Por Benjamín Cuéllar
Belisario Betancur, importante actor en la historia de nuestra posguerra tras presidir la Comisión de la Verdad para El Salvador, gobernó Colombia de 1982 a 1986. De su mandato, destaco tres escenarios: los embates del “narcoterrorismo”, la toma del Palacio de Justicia por el Movimiento 19 de abril –conocido como “M-19”‒ y la firma de acuerdos para frenar las hostilidades y zanjar políticamente el conflicto armado, tanto con esta organización como con el Ejército Popular de Liberación (EPL) y las Fuerzas Armadas Revolucionarias de Colombia (FARC). Pasaron más de tres décadas plagadas de grandes dificultades y serios tropiezos, desencuentros y hechos sangrientos, hasta poder sentarse a conversar y coronar exitosamente las negociaciones con esta última agrupación el 24 de noviembre del 2016 siendo presidente Juan Manuel Santos.
No fue tranquila esa operación culminada después de altos al fuego, treguas, diálogos y pactos fallidos, asesinatos y desapariciones forzadas. “Al firmar este acuerdo como presidente de todos los colombianos –afirmó Santos– quiero invitarlos a que con la mente y el corazón abierto le demos la oportunidad a la paz”.
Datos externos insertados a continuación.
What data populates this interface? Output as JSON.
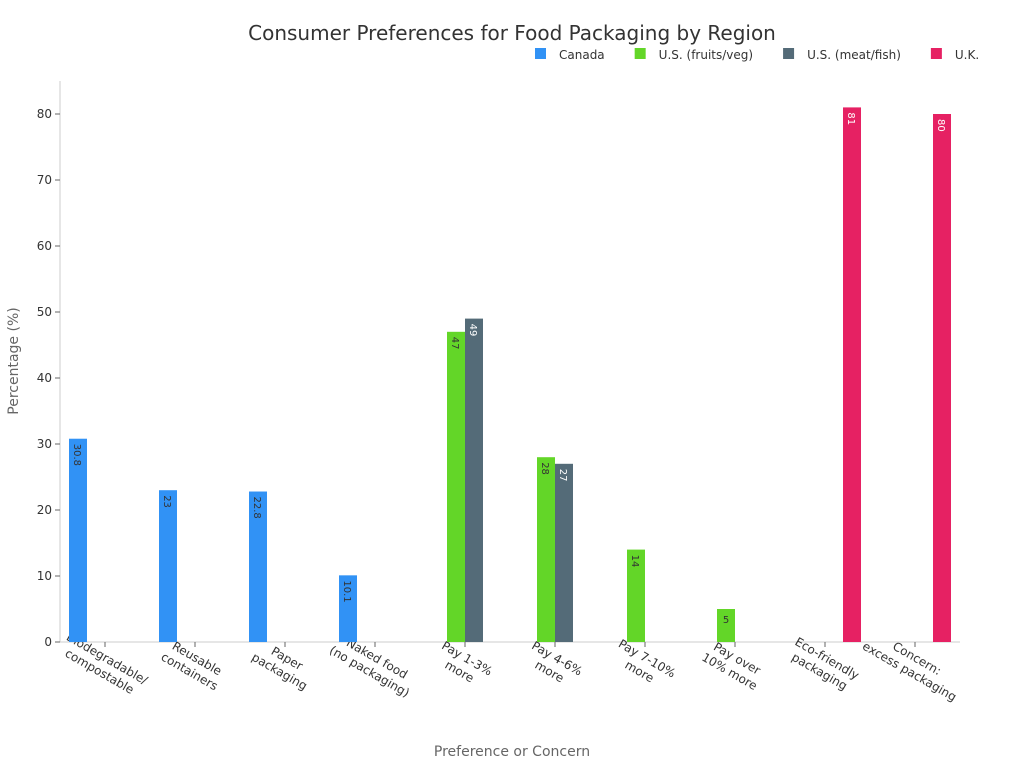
{
  "chart_data": {
    "type": "bar",
    "title": "Consumer Preferences for Food Packaging by Region",
    "x_label": "Preference or Concern",
    "y_label": "Percentage (%)",
    "categories": [
      "Biodegradable/\ncompostable",
      "Reusable\ncontainers",
      "Paper\npackaging",
      "Naked food\n(no packaging)",
      "Pay 1-3%\nmore",
      "Pay 4-6%\nmore",
      "Pay 7-10%\nmore",
      "Pay over\n10% more",
      "Eco-friendly\npackaging",
      "Concern:\nexcess packaging"
    ],
    "series": [
      {
        "name": "Canada",
        "color": "#3192f5",
        "values": [
          30.8,
          23,
          22.8,
          10.1,
          null,
          null,
          null,
          null,
          null,
          null
        ]
      },
      {
        "name": "U.S. (fruits/veg)",
        "color": "#63d628",
        "values": [
          null,
          null,
          null,
          null,
          47,
          28,
          14,
          5,
          null,
          null
        ]
      },
      {
        "name": "U.S. (meat/fish)",
        "color": "#546b78",
        "values": [
          null,
          null,
          null,
          null,
          49,
          27,
          null,
          null,
          null,
          null
        ]
      },
      {
        "name": "U.K.",
        "color": "#e62163",
        "values": [
          null,
          null,
          null,
          null,
          null,
          null,
          null,
          null,
          81,
          80
        ]
      }
    ],
    "ylim": [
      0,
      85
    ],
    "yticks": [
      0,
      10,
      20,
      30,
      40,
      50,
      60,
      70,
      80
    ],
    "legend": "top-right"
  }
}
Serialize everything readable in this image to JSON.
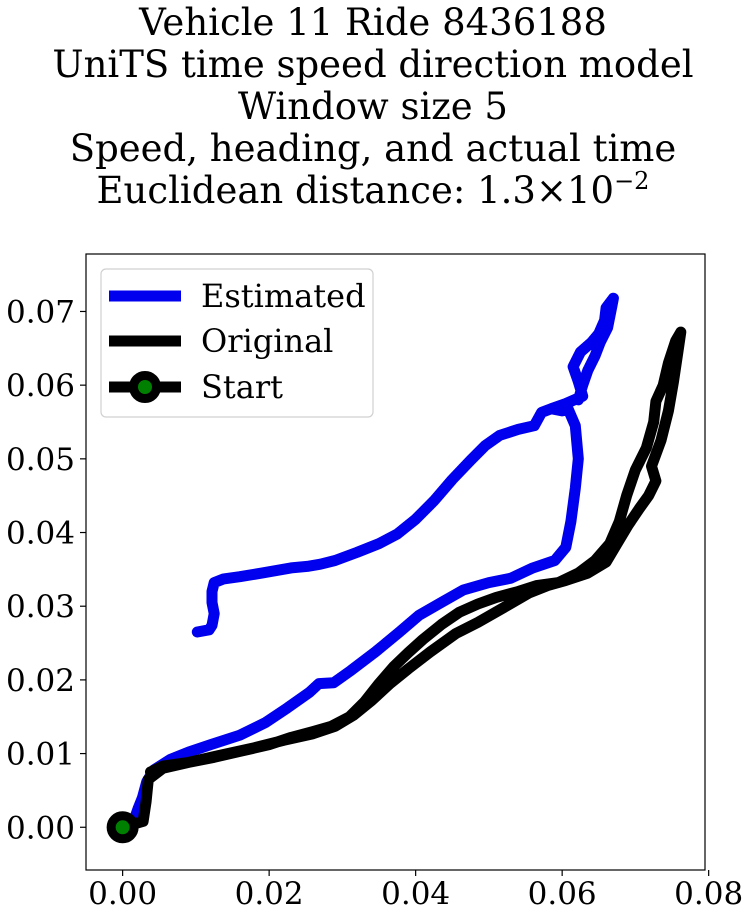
{
  "chart_data": {
    "type": "line",
    "title_lines": [
      "Vehicle 11 Ride 8436188",
      "UniTS time speed direction model",
      "Window size 5",
      "Speed, heading, and actual time"
    ],
    "title_distance_prefix": "Euclidean distance: 1.3",
    "title_distance_times": "×",
    "title_distance_base": "10",
    "title_distance_exponent": "−2",
    "xlabel": "",
    "ylabel": "",
    "xlim": [
      -0.005,
      0.0795
    ],
    "ylim": [
      -0.0058,
      0.0778
    ],
    "xticks": [
      0.0,
      0.02,
      0.04,
      0.06,
      0.08
    ],
    "xtick_labels": [
      "0.00",
      "0.02",
      "0.04",
      "0.06",
      "0.08"
    ],
    "yticks": [
      0.0,
      0.01,
      0.02,
      0.03,
      0.04,
      0.05,
      0.06,
      0.07
    ],
    "ytick_labels": [
      "0.00",
      "0.01",
      "0.02",
      "0.03",
      "0.04",
      "0.05",
      "0.06",
      "0.07"
    ],
    "legend_position": "upper-left",
    "series": [
      {
        "name": "Estimated",
        "color": "#0000ee",
        "points": [
          [
            0.0,
            0.0
          ],
          [
            0.0015,
            0.0008
          ],
          [
            0.0021,
            0.0025
          ],
          [
            0.0027,
            0.004
          ],
          [
            0.0033,
            0.0062
          ],
          [
            0.0043,
            0.0078
          ],
          [
            0.0065,
            0.0092
          ],
          [
            0.009,
            0.0102
          ],
          [
            0.012,
            0.0112
          ],
          [
            0.016,
            0.0125
          ],
          [
            0.0195,
            0.0142
          ],
          [
            0.0225,
            0.0162
          ],
          [
            0.0255,
            0.0183
          ],
          [
            0.0268,
            0.0195
          ],
          [
            0.0288,
            0.0196
          ],
          [
            0.0312,
            0.0213
          ],
          [
            0.0345,
            0.0238
          ],
          [
            0.0378,
            0.0265
          ],
          [
            0.0405,
            0.0288
          ],
          [
            0.0435,
            0.0305
          ],
          [
            0.0465,
            0.0322
          ],
          [
            0.05,
            0.0332
          ],
          [
            0.053,
            0.0338
          ],
          [
            0.056,
            0.0352
          ],
          [
            0.059,
            0.0362
          ],
          [
            0.0605,
            0.038
          ],
          [
            0.0612,
            0.0415
          ],
          [
            0.0618,
            0.046
          ],
          [
            0.0622,
            0.05
          ],
          [
            0.0618,
            0.0545
          ],
          [
            0.0608,
            0.0568
          ],
          [
            0.06,
            0.0565
          ],
          [
            0.0585,
            0.0568
          ],
          [
            0.0572,
            0.0563
          ],
          [
            0.0562,
            0.0545
          ],
          [
            0.054,
            0.054
          ],
          [
            0.0515,
            0.0532
          ],
          [
            0.0495,
            0.0518
          ],
          [
            0.0475,
            0.0498
          ],
          [
            0.045,
            0.0472
          ],
          [
            0.0425,
            0.0443
          ],
          [
            0.04,
            0.0418
          ],
          [
            0.0375,
            0.0398
          ],
          [
            0.035,
            0.0385
          ],
          [
            0.032,
            0.0373
          ],
          [
            0.029,
            0.0362
          ],
          [
            0.027,
            0.0357
          ],
          [
            0.0252,
            0.0354
          ],
          [
            0.023,
            0.0352
          ],
          [
            0.019,
            0.0345
          ],
          [
            0.016,
            0.034
          ],
          [
            0.0138,
            0.0337
          ],
          [
            0.0125,
            0.0332
          ],
          [
            0.0122,
            0.032
          ],
          [
            0.0122,
            0.0305
          ],
          [
            0.0125,
            0.029
          ],
          [
            0.0122,
            0.0274
          ],
          [
            0.0118,
            0.0268
          ],
          [
            0.0102,
            0.0265
          ],
          [
            0.0102,
            0.0265
          ],
          [
            0.0118,
            0.0268
          ],
          [
            0.0122,
            0.0274
          ],
          [
            0.0125,
            0.029
          ],
          [
            0.0122,
            0.0305
          ],
          [
            0.0122,
            0.032
          ],
          [
            0.0125,
            0.0332
          ],
          [
            0.0138,
            0.0337
          ],
          [
            0.016,
            0.034
          ],
          [
            0.019,
            0.0345
          ],
          [
            0.023,
            0.0352
          ],
          [
            0.0252,
            0.0354
          ],
          [
            0.027,
            0.0357
          ],
          [
            0.029,
            0.0362
          ],
          [
            0.032,
            0.0373
          ],
          [
            0.035,
            0.0385
          ],
          [
            0.0375,
            0.0398
          ],
          [
            0.04,
            0.0418
          ],
          [
            0.0425,
            0.0443
          ],
          [
            0.045,
            0.0472
          ],
          [
            0.0475,
            0.0498
          ],
          [
            0.0495,
            0.0518
          ],
          [
            0.0515,
            0.0532
          ],
          [
            0.054,
            0.054
          ],
          [
            0.0562,
            0.0545
          ],
          [
            0.0572,
            0.0563
          ],
          [
            0.0585,
            0.0568
          ],
          [
            0.0605,
            0.0575
          ],
          [
            0.0628,
            0.0585
          ],
          [
            0.0622,
            0.0605
          ],
          [
            0.0615,
            0.0625
          ],
          [
            0.0625,
            0.0645
          ],
          [
            0.064,
            0.0658
          ],
          [
            0.065,
            0.067
          ],
          [
            0.0658,
            0.0688
          ],
          [
            0.066,
            0.0705
          ],
          [
            0.067,
            0.0718
          ],
          [
            0.0668,
            0.0708
          ],
          [
            0.0662,
            0.0678
          ],
          [
            0.0652,
            0.0658
          ],
          [
            0.0645,
            0.064
          ],
          [
            0.0635,
            0.062
          ],
          [
            0.0628,
            0.06
          ],
          [
            0.0622,
            0.058
          ]
        ]
      },
      {
        "name": "Original",
        "color": "#000000",
        "points": [
          [
            0.0,
            0.0
          ],
          [
            0.0028,
            0.0008
          ],
          [
            0.0032,
            0.0035
          ],
          [
            0.0035,
            0.0065
          ],
          [
            0.0055,
            0.008
          ],
          [
            0.009,
            0.0088
          ],
          [
            0.013,
            0.0097
          ],
          [
            0.018,
            0.0108
          ],
          [
            0.022,
            0.0118
          ],
          [
            0.026,
            0.0127
          ],
          [
            0.029,
            0.0137
          ],
          [
            0.0315,
            0.0152
          ],
          [
            0.034,
            0.0172
          ],
          [
            0.0365,
            0.0195
          ],
          [
            0.039,
            0.0215
          ],
          [
            0.042,
            0.0238
          ],
          [
            0.0455,
            0.0263
          ],
          [
            0.0485,
            0.0278
          ],
          [
            0.052,
            0.0298
          ],
          [
            0.0555,
            0.0318
          ],
          [
            0.058,
            0.0328
          ],
          [
            0.0605,
            0.0335
          ],
          [
            0.0635,
            0.0345
          ],
          [
            0.066,
            0.036
          ],
          [
            0.0675,
            0.0385
          ],
          [
            0.069,
            0.041
          ],
          [
            0.0705,
            0.0432
          ],
          [
            0.0718,
            0.045
          ],
          [
            0.0728,
            0.047
          ],
          [
            0.0722,
            0.049
          ],
          [
            0.0735,
            0.0525
          ],
          [
            0.0745,
            0.0565
          ],
          [
            0.0752,
            0.0605
          ],
          [
            0.0758,
            0.0645
          ],
          [
            0.0762,
            0.0672
          ],
          [
            0.0762,
            0.0672
          ],
          [
            0.0755,
            0.066
          ],
          [
            0.0745,
            0.063
          ],
          [
            0.0738,
            0.06
          ],
          [
            0.0728,
            0.0578
          ],
          [
            0.0725,
            0.055
          ],
          [
            0.0715,
            0.0515
          ],
          [
            0.07,
            0.0485
          ],
          [
            0.0688,
            0.045
          ],
          [
            0.0678,
            0.0415
          ],
          [
            0.0665,
            0.0385
          ],
          [
            0.0645,
            0.0362
          ],
          [
            0.0622,
            0.0345
          ],
          [
            0.0595,
            0.0332
          ],
          [
            0.0565,
            0.0328
          ],
          [
            0.054,
            0.032
          ],
          [
            0.051,
            0.0312
          ],
          [
            0.0485,
            0.0303
          ],
          [
            0.046,
            0.0292
          ],
          [
            0.0435,
            0.0275
          ],
          [
            0.041,
            0.0255
          ],
          [
            0.039,
            0.0237
          ],
          [
            0.037,
            0.0218
          ],
          [
            0.035,
            0.0195
          ],
          [
            0.033,
            0.017
          ],
          [
            0.031,
            0.015
          ],
          [
            0.0285,
            0.0137
          ],
          [
            0.026,
            0.013
          ],
          [
            0.023,
            0.0122
          ],
          [
            0.02,
            0.0112
          ],
          [
            0.016,
            0.0103
          ],
          [
            0.0125,
            0.0095
          ],
          [
            0.009,
            0.0088
          ],
          [
            0.0055,
            0.0083
          ],
          [
            0.0038,
            0.0075
          ]
        ]
      },
      {
        "name": "Start",
        "color": "#000000",
        "marker_face": "#008000",
        "points": [
          [
            0.0,
            0.0
          ]
        ]
      }
    ]
  }
}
Tampoco ha sido fácil nuestro recorrido hasta llegar a la situación en que nos encontramos, la cual no es nada halagüeña. En mi país se desperdiciaron, irresponsablemente, varios chances para evitar la confrontación bélica; más bien se abonó el terreno para su estallido con fraudes electorales, represión contra la oposición y graves violaciones de derechos humanos por razones políticas. Así, explotó la bomba de tiempo llamada El Salvador al enfrentarse en el campo de batalla cinco fuerzas rebeldes –unidas bajo una sola bandera– contra un régimen oprobioso que, mediante el terrorismo estatal, le cerró todas las puertas a cualquier posible solución civilizada para superar los problemas estructurales del país; problemas históricos que, a falta de otras alternativas, a final de cuentas terminaron forzando a que buena parte de la población tomara las armas para alzarse contra la dictadura militar.
También hubo que transitar una larga ruta hasta finalizar la guerra. Y luego del cese al fuego exitoso entre las partes, estas se encargaron de regarla a más no poder. Alfredo Cristiani dijo el 16 de enero de 1992, al firmarse el llamado “Acuerdo de Chapultepec”, que se estaba realizando “un acto de fe en la libertad y perfectibilidad de todo un pueblo cuyo sufrimiento y estoicismo” le otorgaban el “supremo derecho a la esperanza. Esa esperanza en una vida más humana y más plena sin exclusiones y privilegios, toma cuerpo en el acuerdo de paz”; por ello, este “es una plataforma de armonía para el presente y para el futuro”. No obstante haya sido dicho de otra manera casi veinticinco años antes que en Colombia, el contenido de esa formulación presidencial es el mismo que el planteado por Santos y no lo aprovechamos. Por eso hoy, estamos como estamos.
Cuando digo que no lo aprovechamos, digo bien. Porque como pueblo sufrido nos quedamos solo con el reconocimiento de ese “derecho a la esperanza”, pero desperdiciamos la oportunidad de figurar activamente lanzándonos con todo a ejercerlo y hacerlo valer –como debió haber sido– hasta alcanzar su realización plena. Es que inocente y crédulamente se pensó que quienes hicieron la guerra, trabajarían seria y responsablemente para pasar de la ausencia de esta a la vivencia de una paz fundada en el respeto pleno de los derechos humanos de todas y todos.
El problema, grave por cierto, es que a estas alturas de nuestra historia mucha gente no la conoce o –peor aún– conociéndola no ha aprendido de sus lecciones y cree que, tras rechazar a “los mismos de siempre”, serán las mentadas “nuevas ideas” de quienes en buena medida fueron parte de estos las que salvarán al país. Lamentablemente, después de tres años de tener que soportar lo que ahora nombran el “bukelismo”, eso ni está ocurriendo ni va a ocurrir.
No pocas veces me invitaron a Colombia organizaciones de víctimas y organismos de derechos humanos, mientras se negociaba el acuerdo de paz antes citado. Siempre les advertí que no iba a decirles qué hacer sino qué no hacer: confiar a ciegas en los politiqueros y renunciar al protagonismo propio para exigir el cumplimiento de lo convenido en relación con la verdad de los hechos ocurridos contra la dignidad humana, la justicia para las víctimas, su reparación integral y las garantías de no repetición. Porque, como bien dijo Lanssiers, “quien vive de la esperanza muere en ayunas”.